Mark Padmore’s contributions were at their most spectacular in Britten’s Winter Words, each of which came across as a perfect narrative moment. These short examples of fabulously vivid word-and-sound-painting point to Britten’s conspicuous gifts as a composer of opera, able to evoke a whole world of ideas through the brilliant juxtaposition of word and chord. The dry, thoughtful and sometimes bitterly comic tone of Thomas Hardy’s poetry seems to fit naturally into Britten’s elegantly lean settings, while Padmore’s expressive lyrical tenor seemed to spring to full-bodied life as he attacked these songs with the courage, liquid power and delicacy of touch they demand. Padmore portrayed the first seven with masterful forensic accuracy, bringing magical poignancy to The Choirmaster’s Burial, and confident flourish for Proud Songsters.

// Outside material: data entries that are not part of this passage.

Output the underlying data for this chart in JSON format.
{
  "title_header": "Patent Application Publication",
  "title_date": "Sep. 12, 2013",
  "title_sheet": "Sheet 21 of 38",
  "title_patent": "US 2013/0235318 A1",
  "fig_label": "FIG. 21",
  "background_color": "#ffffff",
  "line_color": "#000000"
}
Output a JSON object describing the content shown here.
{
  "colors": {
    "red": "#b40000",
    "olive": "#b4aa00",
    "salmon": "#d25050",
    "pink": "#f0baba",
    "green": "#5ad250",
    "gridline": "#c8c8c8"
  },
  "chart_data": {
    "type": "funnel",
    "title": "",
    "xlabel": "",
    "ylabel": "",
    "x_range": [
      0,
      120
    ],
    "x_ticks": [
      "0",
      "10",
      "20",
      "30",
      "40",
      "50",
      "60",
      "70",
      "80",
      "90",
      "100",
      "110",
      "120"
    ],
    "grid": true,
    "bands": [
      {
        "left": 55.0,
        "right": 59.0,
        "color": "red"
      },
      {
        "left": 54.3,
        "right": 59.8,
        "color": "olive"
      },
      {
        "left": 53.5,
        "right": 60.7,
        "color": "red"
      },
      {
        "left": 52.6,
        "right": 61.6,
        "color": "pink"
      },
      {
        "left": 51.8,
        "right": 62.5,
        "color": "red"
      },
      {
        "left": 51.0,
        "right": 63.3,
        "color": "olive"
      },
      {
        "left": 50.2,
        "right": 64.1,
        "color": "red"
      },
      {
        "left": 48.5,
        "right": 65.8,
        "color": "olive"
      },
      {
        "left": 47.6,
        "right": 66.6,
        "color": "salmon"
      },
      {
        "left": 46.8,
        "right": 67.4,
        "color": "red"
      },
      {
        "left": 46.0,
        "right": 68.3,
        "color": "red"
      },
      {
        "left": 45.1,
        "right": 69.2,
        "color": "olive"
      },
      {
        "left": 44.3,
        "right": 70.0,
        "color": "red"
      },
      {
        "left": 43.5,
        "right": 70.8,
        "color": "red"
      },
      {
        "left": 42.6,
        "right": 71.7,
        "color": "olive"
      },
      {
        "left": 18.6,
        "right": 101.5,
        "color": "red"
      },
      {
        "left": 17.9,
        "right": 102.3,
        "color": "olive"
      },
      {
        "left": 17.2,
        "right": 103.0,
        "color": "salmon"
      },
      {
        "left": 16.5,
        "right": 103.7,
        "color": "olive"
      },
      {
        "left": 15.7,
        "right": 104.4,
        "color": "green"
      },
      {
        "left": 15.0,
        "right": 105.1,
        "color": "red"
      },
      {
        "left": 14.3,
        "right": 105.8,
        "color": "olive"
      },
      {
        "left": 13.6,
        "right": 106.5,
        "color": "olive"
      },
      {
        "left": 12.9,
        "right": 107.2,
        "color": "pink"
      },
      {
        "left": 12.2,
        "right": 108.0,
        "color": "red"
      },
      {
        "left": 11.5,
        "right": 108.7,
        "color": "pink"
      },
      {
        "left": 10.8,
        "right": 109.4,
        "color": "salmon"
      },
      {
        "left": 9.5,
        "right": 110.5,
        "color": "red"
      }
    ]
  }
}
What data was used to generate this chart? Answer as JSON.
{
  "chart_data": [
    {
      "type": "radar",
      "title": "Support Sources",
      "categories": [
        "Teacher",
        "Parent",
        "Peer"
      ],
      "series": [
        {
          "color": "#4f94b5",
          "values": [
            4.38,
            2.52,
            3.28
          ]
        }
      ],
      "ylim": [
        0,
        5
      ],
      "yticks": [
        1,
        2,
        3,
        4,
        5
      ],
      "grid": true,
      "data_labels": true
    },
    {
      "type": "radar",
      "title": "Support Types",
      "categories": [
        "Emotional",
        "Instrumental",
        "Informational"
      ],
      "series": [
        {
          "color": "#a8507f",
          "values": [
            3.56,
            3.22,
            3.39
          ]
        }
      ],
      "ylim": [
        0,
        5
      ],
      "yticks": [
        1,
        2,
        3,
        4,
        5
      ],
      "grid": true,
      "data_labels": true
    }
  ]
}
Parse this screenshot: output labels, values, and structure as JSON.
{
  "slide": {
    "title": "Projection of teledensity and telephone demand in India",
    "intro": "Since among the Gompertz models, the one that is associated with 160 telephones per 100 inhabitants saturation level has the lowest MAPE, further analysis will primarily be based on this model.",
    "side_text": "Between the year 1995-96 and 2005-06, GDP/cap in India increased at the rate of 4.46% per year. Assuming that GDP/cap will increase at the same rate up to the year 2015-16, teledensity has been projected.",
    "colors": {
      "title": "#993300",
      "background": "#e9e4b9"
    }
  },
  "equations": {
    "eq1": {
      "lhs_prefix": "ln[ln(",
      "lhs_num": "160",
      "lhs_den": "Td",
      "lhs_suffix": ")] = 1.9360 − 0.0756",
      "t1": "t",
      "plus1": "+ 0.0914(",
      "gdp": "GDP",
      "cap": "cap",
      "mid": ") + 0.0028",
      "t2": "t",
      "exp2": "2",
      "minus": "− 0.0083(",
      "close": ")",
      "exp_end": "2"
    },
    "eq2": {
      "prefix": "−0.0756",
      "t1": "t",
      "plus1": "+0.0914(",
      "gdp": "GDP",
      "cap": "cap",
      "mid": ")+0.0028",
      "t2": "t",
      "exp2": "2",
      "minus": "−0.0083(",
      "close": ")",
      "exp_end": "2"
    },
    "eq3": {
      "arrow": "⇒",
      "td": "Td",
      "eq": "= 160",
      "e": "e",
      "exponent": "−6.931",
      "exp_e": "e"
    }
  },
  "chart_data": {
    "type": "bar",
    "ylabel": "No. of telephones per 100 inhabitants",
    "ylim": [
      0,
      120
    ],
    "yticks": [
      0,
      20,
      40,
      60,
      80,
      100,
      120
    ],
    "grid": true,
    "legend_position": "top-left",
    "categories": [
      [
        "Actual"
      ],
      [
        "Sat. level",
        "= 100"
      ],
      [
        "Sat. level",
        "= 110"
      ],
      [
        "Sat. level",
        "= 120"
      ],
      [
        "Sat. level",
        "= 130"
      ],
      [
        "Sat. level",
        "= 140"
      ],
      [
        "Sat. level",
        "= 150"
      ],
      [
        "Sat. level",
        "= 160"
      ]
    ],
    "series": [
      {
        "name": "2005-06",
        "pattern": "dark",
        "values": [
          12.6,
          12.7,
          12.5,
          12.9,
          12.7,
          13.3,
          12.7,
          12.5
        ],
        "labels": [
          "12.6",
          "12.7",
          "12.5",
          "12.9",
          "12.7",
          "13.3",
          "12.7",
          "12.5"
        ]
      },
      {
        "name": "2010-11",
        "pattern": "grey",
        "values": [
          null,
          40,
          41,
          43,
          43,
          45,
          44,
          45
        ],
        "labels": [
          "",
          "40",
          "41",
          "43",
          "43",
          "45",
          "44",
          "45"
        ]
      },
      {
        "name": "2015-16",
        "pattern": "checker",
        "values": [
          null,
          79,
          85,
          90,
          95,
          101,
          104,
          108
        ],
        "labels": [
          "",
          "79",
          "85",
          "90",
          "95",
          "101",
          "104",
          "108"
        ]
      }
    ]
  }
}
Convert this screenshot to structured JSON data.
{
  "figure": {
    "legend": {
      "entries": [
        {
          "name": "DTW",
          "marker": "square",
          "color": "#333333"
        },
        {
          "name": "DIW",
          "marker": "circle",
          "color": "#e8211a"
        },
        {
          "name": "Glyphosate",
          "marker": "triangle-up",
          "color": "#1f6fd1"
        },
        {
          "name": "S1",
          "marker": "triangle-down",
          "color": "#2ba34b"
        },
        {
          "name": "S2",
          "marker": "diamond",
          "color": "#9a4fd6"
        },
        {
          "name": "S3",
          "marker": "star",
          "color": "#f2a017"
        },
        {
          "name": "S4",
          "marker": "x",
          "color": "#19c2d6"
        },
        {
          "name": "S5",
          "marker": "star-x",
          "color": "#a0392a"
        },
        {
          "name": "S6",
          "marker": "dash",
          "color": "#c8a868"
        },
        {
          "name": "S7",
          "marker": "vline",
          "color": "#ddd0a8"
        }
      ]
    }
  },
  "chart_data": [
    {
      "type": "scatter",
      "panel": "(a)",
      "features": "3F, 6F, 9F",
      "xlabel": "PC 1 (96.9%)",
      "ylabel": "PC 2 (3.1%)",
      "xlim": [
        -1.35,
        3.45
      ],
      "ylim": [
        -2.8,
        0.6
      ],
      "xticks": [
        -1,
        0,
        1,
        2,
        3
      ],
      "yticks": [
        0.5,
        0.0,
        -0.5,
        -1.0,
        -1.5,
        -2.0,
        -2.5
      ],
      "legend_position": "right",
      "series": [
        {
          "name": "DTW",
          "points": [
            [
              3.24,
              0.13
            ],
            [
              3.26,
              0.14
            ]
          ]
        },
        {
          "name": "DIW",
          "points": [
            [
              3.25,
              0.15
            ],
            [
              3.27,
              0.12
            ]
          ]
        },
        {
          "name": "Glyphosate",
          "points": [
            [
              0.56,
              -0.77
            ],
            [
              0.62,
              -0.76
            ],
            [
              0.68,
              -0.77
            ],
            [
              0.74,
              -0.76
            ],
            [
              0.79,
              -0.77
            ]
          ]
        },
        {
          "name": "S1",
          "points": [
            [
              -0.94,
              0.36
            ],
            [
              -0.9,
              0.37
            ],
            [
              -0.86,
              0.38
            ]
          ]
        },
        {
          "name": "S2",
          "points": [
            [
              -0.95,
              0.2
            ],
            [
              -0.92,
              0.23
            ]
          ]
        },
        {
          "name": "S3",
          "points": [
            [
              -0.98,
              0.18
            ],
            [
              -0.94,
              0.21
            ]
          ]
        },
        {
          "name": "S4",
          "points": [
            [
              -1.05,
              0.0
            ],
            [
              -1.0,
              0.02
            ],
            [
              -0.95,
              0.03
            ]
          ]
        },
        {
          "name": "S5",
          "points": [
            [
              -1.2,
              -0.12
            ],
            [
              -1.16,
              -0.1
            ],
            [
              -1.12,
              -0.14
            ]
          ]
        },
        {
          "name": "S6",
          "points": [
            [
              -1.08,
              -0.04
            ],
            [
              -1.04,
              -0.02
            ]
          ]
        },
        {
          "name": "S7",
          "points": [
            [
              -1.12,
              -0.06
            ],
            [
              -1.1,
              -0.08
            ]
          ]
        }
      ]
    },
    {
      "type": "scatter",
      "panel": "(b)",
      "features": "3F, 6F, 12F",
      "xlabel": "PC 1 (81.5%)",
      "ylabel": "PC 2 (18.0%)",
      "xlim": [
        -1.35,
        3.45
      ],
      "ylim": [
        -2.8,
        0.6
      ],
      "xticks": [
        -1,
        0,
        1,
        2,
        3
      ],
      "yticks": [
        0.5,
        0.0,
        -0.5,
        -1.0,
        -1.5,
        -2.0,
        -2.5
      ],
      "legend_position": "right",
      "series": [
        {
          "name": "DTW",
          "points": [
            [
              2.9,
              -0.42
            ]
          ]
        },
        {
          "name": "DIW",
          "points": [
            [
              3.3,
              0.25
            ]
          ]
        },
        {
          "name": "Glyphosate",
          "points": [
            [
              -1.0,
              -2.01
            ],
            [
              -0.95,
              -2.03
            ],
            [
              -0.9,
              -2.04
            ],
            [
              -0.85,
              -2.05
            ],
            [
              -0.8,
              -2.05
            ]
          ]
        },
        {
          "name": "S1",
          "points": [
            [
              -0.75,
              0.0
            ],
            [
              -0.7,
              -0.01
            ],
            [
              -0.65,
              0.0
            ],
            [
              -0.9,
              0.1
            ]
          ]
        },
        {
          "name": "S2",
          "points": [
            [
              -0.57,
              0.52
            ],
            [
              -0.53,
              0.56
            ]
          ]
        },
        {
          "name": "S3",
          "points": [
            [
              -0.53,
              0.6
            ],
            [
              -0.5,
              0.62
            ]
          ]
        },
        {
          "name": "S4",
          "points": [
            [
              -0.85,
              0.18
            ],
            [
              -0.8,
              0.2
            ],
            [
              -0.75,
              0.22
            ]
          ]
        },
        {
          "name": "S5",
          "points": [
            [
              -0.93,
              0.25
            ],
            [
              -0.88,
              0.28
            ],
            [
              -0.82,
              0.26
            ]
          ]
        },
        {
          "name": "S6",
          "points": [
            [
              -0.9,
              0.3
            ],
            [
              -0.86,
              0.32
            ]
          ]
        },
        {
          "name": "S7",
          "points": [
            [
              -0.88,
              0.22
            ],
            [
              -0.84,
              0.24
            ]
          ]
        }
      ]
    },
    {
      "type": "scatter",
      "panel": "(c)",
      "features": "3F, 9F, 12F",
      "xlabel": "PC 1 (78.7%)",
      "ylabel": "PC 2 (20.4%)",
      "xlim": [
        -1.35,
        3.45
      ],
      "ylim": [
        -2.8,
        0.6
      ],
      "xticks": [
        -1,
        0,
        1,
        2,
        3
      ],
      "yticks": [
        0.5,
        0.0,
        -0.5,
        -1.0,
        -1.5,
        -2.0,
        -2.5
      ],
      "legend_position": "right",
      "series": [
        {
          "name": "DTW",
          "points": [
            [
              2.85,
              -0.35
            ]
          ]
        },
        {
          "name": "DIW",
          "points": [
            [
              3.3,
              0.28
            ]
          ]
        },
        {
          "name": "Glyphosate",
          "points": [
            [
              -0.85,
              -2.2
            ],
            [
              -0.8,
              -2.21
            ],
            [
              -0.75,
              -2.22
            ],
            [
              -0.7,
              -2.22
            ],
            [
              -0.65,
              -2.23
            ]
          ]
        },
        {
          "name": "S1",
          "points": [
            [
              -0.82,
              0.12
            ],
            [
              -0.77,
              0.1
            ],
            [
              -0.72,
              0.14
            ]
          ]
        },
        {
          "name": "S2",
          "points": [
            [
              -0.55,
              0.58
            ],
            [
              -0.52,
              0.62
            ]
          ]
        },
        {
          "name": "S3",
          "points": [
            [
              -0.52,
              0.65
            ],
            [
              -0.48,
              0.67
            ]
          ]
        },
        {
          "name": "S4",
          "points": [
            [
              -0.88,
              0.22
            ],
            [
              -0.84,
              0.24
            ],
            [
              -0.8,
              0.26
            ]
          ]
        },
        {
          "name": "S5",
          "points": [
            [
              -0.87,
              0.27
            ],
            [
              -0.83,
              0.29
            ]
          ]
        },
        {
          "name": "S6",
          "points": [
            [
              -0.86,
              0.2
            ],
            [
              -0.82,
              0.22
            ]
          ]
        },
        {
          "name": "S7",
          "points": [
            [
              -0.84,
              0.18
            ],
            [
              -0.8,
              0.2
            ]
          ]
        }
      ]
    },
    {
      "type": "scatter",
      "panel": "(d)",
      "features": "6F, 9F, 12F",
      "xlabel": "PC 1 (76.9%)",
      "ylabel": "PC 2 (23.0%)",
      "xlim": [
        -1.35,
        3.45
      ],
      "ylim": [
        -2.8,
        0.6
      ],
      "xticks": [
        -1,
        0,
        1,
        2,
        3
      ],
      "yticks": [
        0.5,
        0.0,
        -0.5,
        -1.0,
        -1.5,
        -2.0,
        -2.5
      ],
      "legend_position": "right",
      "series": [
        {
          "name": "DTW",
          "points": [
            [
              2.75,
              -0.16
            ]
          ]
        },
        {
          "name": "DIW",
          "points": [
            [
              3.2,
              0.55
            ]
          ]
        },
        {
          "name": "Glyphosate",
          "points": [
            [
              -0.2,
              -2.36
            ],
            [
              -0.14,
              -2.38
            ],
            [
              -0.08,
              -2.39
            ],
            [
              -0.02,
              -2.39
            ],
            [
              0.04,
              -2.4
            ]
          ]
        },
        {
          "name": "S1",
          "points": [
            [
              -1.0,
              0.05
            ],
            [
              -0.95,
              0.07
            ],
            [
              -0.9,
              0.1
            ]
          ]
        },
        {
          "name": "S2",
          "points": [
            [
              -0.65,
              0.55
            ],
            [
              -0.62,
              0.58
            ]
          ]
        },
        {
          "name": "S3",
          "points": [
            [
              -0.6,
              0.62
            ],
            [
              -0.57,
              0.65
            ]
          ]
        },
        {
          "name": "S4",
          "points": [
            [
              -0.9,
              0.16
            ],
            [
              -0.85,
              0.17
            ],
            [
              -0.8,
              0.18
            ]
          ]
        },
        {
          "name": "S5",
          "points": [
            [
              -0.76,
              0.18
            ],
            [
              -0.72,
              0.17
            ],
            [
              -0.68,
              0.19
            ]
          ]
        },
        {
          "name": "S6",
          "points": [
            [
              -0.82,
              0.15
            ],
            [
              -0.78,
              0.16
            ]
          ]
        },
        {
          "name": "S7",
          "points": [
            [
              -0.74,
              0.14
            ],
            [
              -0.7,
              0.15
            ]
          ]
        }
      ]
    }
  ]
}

However, in Before Life, a few problems started to creep back in which seemed to dog Padmore’s Schubert and Vaughan Williams interpretations elsewhere, sounding a little tight in some places, thin in others, while Dowland’s Flow, my tears was more heavy than ethereal.

Julius Drake’s exquisite piano accompaniment was a constant joy in a performance which, characteristically, always did more than support, yet somehow never overwhelmed or eclipsed, his fellow musicians. Drake’s exceptional touch welcomes us into the sound world of each piece with lucid sincerity, with passages of vibrant emotional expression giving way to calm elegance or tender pathos.

Alongside the Jean Meikle Trust, the other cause of the evening was Snape’s own Britten–Pears Young Artist Programme, founded by Benjamin Britten and Peter Pears to provide training for young musicians in a regular series of residential projects and masterclasses at Snape. This scheme is treasured and celebrated not only for the remarkable professionals who contribute their skills to the next generation of classical music talent (this summer will see masterclasses at Snape from Dame Sarah Connolly, Christian Curnyn and Anne Sofie von Otter, among many other international stars), but notably for its crucial residential component: the fully subsidised programme allows young musicians to spend uninterrupted periods at Snape learning more, and honing their performance technique, while crucially having the time and space to absorb those lessons fully. Whether or not the graduates go on to reach career heights like those of Drake, Chorzelski and Padmore, these programmes offer a wealth of musical experience to inspire the next generation with a profound, technically adept, and emotionally rich encounter with music: a gift well worth giving.